KEY TAKEAWAYS FOR PRACTITIONERS

1

Both methods show promise in being able to distinguish same-source pairs of spatial event data from different-source pairs.

2

The LR approach outperformed the SLR approach for all dataset sizes considered.

3

The behavior of both approaches can be impacted by the characteristics of the observed region and amount of evidential data available.

FOCUS ON THE FUTURE

 

In this study, time defined sets of locations gathered from Twitter. But, other methods for defining sets of locations, for example, including multiple devices over the same time period, could yield different results.

The amount of available data (the number of tweets) impacts the score-based approach.

Insights: Quantifying the Association Between Discrete Event Time Series with Applications to Digital Forensics

INSIGHT

Quantifying the Association Between Discrete Event Time Series with Applications to Digital Forensics

Effects of Proficiency and Cross-examination

OVERVIEW

Digital devices provide a new opportunity to examiners because for every user event — like opening software, browsing online, or sending an email — an event time series is created, logging that data. Yet, using this type of user-generated event data can be difficult to correlate between
two devices for examiners. The research team set out to quantify the degree of association between two event time series both with and without population data.

Lead Researchers

Christopher Galbraith
Padhraic Smyth
Hal S. Stern

Journal

Journal of the Royal Statistical Society

Publication Date

January 2020

The Goals

1

Investigate suitable measures to quantify the association between two event series on digital devices.

2

Determine the likelihood that the series were generated by the same source or by different sources –– ultimately to assess the degree of association between the two event series.

APPROACH AND METHODOLOGY

Researchers explored a variety of measures for quantifying the association between two discrete event time series. They used multiple score functions to determine the similarity between the series. These score functions were discriminative for same- and different-source pairs of event series.

The following methods for assessing the strength of association for a given pair of event series proved most accurate:

1

Constructing score-based likelihood ratios (SLRs) that assess the relative likelihood of observing a given degree of association when the series came from the same or different sources. This uses a population-based approach.

2

Calculating coincidental match probabilities (CMPs) to simulate a different-source score distribution via what the research team refers to as sessionized resampling when working with a single pair of event series. When a sample from a relevant population is not available, this method still produces accurate results.

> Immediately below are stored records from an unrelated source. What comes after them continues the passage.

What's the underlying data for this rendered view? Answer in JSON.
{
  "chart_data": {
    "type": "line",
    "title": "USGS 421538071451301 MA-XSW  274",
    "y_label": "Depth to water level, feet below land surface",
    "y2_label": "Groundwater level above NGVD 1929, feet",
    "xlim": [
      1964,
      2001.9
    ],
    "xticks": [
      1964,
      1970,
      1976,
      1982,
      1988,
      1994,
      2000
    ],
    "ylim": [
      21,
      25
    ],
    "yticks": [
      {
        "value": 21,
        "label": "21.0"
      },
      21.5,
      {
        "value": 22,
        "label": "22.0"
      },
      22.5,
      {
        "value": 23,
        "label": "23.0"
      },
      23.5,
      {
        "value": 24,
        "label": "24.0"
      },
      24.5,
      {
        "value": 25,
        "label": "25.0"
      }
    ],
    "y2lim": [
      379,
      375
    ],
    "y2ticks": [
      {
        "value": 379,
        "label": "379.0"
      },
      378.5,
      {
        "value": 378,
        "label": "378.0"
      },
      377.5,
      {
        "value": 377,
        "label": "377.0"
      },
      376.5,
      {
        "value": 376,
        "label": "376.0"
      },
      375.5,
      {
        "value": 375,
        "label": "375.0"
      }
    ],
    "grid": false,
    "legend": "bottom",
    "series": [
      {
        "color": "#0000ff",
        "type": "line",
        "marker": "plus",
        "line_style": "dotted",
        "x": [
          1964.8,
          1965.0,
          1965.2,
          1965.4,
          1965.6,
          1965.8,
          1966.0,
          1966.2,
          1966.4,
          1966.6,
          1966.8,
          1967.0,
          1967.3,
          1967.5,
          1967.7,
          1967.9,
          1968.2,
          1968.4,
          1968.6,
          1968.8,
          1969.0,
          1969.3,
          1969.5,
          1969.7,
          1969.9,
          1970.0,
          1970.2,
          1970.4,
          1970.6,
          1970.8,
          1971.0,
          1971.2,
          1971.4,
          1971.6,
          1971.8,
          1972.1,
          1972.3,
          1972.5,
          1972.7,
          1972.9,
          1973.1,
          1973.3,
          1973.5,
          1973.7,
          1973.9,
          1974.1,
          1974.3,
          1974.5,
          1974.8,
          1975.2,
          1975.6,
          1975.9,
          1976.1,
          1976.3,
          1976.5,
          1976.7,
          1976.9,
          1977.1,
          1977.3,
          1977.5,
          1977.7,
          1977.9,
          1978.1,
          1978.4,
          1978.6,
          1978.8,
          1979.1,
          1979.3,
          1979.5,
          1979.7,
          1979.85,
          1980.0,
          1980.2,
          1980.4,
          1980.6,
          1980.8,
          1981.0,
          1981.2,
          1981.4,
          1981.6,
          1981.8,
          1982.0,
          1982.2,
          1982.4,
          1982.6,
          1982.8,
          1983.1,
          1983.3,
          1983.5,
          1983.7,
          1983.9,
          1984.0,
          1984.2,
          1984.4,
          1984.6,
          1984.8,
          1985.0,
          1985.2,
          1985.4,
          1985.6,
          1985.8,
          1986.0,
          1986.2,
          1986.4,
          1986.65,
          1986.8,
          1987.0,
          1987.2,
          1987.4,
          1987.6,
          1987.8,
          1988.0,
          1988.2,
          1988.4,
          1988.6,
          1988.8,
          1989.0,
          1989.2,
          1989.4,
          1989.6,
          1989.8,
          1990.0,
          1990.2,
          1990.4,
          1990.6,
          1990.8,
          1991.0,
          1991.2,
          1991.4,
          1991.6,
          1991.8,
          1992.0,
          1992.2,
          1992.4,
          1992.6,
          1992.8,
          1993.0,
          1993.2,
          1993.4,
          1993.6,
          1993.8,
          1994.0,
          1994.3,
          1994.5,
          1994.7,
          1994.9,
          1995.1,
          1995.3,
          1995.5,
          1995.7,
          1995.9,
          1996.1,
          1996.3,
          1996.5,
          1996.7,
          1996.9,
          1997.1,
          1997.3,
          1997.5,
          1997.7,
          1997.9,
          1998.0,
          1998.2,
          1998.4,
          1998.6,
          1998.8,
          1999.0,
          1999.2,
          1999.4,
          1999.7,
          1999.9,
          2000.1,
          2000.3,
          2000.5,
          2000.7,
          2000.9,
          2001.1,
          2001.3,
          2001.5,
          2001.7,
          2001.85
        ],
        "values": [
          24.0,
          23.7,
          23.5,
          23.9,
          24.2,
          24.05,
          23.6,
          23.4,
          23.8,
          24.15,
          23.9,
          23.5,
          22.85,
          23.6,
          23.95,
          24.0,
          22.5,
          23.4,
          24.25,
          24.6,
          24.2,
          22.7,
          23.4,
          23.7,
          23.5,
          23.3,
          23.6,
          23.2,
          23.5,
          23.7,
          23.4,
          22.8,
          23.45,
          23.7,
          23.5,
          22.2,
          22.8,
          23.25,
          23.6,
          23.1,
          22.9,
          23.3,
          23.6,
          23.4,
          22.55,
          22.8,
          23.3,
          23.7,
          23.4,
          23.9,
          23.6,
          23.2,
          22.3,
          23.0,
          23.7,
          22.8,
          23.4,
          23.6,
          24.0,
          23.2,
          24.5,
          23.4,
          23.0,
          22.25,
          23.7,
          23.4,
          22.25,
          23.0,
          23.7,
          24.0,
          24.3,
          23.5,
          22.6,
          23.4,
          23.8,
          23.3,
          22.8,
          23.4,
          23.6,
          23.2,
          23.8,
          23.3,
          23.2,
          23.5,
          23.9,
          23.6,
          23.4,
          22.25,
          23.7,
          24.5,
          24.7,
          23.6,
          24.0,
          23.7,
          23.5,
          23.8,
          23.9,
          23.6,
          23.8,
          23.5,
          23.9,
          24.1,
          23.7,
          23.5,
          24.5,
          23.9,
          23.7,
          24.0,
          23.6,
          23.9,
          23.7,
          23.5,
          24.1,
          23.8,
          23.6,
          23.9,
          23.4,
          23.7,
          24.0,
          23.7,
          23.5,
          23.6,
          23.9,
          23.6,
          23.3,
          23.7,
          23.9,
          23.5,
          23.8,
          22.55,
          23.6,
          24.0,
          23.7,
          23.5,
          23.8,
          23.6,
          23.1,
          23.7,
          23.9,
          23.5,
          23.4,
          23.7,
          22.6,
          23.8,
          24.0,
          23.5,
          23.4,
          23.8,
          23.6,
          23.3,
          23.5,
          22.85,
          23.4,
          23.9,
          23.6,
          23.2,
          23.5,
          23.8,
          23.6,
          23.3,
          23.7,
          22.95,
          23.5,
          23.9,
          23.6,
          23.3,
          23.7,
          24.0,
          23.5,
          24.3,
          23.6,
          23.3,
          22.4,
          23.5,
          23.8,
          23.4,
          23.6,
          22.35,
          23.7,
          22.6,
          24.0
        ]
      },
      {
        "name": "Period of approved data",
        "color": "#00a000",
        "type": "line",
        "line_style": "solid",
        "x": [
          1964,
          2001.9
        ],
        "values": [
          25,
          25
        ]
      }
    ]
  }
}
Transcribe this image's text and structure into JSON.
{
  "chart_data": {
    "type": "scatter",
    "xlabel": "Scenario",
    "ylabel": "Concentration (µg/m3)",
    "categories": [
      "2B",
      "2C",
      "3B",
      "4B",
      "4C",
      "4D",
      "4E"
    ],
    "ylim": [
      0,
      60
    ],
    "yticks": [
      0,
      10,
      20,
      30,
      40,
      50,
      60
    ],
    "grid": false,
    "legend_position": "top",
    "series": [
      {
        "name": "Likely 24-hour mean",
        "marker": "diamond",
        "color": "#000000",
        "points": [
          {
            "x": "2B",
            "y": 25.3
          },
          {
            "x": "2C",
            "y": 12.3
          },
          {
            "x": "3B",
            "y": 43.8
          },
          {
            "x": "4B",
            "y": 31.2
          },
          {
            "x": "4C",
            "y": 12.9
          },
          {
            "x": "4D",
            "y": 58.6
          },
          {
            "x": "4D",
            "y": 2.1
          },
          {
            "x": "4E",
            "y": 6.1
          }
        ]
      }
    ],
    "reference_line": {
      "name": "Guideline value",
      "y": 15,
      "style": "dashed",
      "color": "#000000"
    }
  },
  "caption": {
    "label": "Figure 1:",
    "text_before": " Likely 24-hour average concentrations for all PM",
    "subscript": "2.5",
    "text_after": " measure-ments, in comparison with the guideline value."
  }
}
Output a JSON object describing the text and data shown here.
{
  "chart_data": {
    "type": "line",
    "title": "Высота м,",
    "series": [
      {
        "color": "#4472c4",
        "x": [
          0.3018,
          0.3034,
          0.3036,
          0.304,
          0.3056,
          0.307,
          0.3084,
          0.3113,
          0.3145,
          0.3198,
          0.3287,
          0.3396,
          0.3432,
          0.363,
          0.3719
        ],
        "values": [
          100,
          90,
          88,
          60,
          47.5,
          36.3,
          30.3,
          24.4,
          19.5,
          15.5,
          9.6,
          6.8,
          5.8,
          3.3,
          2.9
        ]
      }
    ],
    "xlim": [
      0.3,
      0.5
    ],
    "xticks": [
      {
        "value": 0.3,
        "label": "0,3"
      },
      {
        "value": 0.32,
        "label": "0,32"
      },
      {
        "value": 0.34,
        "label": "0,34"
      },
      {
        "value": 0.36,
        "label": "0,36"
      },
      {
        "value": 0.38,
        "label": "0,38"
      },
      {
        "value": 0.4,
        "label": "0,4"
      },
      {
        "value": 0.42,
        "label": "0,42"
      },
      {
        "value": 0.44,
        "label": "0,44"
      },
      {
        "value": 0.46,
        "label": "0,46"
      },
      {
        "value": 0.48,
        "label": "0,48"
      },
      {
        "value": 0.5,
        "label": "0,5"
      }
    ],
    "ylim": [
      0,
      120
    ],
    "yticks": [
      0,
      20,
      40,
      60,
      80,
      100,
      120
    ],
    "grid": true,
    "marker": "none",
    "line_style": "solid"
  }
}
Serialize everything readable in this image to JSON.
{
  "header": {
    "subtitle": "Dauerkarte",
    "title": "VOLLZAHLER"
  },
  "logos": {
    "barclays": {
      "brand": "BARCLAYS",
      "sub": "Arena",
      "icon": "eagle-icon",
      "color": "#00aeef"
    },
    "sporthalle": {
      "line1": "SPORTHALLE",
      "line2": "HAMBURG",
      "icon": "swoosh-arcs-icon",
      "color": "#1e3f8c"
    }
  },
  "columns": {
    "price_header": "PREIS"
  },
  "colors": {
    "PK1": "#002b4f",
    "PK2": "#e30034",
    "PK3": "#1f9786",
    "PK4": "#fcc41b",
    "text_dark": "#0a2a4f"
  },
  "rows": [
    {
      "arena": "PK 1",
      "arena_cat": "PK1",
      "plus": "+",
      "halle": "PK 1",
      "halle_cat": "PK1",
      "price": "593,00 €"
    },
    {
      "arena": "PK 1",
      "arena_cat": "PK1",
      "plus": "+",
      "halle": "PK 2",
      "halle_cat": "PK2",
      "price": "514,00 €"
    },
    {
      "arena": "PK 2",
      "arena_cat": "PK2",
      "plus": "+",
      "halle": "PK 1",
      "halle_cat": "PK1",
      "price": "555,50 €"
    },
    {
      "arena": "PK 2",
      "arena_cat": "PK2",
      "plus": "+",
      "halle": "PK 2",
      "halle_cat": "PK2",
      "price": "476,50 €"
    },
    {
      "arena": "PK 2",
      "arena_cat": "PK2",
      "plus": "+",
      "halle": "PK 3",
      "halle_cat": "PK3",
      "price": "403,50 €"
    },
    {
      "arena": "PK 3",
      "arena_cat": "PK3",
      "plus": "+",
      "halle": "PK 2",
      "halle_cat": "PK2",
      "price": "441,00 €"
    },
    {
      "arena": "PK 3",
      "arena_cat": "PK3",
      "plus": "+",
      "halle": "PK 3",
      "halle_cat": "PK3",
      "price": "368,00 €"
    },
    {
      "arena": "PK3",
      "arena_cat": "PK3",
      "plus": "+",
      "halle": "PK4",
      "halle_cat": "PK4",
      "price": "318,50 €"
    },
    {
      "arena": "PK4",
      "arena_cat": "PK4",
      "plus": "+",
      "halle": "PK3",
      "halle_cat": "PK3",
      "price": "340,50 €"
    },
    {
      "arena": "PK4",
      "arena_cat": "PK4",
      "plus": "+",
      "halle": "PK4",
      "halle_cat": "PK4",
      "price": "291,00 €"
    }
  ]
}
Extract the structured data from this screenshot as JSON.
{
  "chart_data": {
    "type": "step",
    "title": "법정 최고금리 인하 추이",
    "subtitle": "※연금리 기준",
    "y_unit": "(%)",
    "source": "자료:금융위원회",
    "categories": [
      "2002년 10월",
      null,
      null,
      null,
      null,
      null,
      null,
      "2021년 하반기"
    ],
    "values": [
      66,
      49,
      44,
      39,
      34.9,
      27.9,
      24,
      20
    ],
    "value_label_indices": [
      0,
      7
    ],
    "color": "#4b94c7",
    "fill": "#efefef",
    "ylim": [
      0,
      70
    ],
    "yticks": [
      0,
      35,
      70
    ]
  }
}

KEY TAKEAWAYS for Practitioners

1

The population-based approach of SLRs remains the preferred technique in terms of accuracy and interpretability.

2

The resampling technique using CMPs shows significant potential for quantifying the association between a pair of time event series, helping examiners determine the likelihood that two different time series were created by the same person, especially when no population sampling data is available.

3

With multiple-event series, combining these techniques could be valuable for pattern mining to determine which event series are associated with one another.

4

Developments in this area have the capacity to positively impact work in forensic and cybersecurity settings.

Next Steps

 

Both SLR and CMP techniques require more extensive study and testing before being used in practice by forensic examiners.

All techniques that are described are implemented in the open-source R package assocr.